Sometimes life throws you a financial curveball. Maybe your credit card bills have gotten away from you, or you need to do an expensive roof repair. You need a big chunk of cash that you don’t have.
You may want to consider using the equity in your home to tap into some funds. This is called home equity debt. Your equity is the difference between how much your home is worth and how much you still owe on your mortgage.
Types of home equity debt
There are two types of home equity debt: home equity loans and home equity lines of credit, also known as HELOCs. Both are sometimes referred to as second mortgages, because they are secured by your property, just like the original (or primary) mortgage.
So, what’s the difference?
“A home equity loan is a fixed-rate installment loan where all the money is borrowed in one lump sum at inception and repaid in even monthly payments (or installments) over the term of the loan,” says Greg McBride, CFA, Chief Financial Analyst for Bankrate.com.
“By contrast, a home equity line of credit has a variable interest rate but offers a great deal of flexibility on both the borrowing and the repayment. During the initial draw period, typically 10 years, the homeowner can borrow funds only when they’re needed and has discretion over whether to make a minimum interest-only payment or to pay down the balance more aggressively.”
How to choose which is right for you
Consider what you plan to use the money for.
Home equity loans are best for those seeking debt consolidation or making a big-ticket purchase, McBride says. Because they’re a one-time loan, they aren’t subject to fluctuating interest rates, so your monthly payments remain the same throughout the life of the loan.
Eligibility criteria may be stricter for these types of loans. For example, if the value of your home has decreased, you won’t be eligible for a home equity loan.
A home equity line of credit, or HELOC, works more like a credit card because it has a revolving balance. This type of loan might be best for someone who has several large payments due over time, like with a big home improvement project,
A HELOC allows you to borrow up to a certain amount for the life of the loan — a time limit set by the lender. During that time, you can withdraw money as you need it.
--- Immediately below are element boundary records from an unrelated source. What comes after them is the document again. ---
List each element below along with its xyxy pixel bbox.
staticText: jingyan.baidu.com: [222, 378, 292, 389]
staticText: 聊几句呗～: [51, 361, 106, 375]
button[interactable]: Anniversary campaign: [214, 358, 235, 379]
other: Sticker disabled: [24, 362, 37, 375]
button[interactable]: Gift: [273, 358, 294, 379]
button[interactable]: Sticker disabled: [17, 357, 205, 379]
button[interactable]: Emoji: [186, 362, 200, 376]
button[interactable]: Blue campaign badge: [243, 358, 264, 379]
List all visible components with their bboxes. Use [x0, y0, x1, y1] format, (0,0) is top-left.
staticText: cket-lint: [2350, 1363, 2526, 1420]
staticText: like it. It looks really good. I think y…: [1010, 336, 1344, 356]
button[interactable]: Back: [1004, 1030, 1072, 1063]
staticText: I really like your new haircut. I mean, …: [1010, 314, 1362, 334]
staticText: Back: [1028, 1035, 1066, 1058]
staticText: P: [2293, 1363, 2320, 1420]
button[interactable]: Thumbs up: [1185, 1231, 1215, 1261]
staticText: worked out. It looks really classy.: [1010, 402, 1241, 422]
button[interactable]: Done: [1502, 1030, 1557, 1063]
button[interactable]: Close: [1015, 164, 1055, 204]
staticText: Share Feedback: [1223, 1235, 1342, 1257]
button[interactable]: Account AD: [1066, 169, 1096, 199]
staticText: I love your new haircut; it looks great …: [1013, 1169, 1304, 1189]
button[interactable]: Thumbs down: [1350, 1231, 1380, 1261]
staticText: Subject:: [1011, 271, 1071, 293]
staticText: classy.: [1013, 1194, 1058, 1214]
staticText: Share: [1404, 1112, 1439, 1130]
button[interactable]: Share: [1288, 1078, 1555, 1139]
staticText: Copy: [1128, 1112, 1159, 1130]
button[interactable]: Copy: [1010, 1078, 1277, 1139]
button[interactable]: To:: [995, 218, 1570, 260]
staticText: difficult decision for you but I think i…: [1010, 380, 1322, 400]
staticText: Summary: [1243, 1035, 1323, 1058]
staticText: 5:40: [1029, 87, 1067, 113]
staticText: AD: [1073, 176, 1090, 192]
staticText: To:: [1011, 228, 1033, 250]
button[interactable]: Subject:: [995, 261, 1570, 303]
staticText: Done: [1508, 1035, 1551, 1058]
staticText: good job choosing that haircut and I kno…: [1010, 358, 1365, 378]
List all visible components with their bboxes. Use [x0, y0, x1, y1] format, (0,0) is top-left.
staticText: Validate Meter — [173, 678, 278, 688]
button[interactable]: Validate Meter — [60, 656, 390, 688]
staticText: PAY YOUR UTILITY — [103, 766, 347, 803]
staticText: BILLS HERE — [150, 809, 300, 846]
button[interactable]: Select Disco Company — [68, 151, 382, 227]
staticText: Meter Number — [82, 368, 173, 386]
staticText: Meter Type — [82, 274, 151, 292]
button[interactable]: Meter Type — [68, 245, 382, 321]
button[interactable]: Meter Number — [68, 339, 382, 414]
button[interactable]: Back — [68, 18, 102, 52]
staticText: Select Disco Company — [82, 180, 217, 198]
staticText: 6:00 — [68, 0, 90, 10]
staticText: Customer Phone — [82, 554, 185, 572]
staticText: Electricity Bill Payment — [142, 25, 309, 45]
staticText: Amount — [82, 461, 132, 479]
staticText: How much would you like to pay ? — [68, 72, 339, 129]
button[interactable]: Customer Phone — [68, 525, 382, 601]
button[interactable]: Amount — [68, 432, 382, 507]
As you pay off the principal, you can use the credit again.
Although the money from a HELOC can be used more flexibly than a home equity loan, the amount of interest you’ll have to pay is a variable-interest rate that fluctuates over the life of the loan, which means you could end up paying steep interest charges if rates rise over time.
Things to consider with both
With either a home equity loan or a line of credit, you’re pledging your home as collateral, meaning if you don’t make the payments on your loan, the lender could end up owning your house.
Equity loans and lines of credit often have a repayment period of 15 years, although it might be as short as five and as long as 30 years.
And, even if you end up selling your house, you still have to pay off the balance of the loan before the title can be transferred.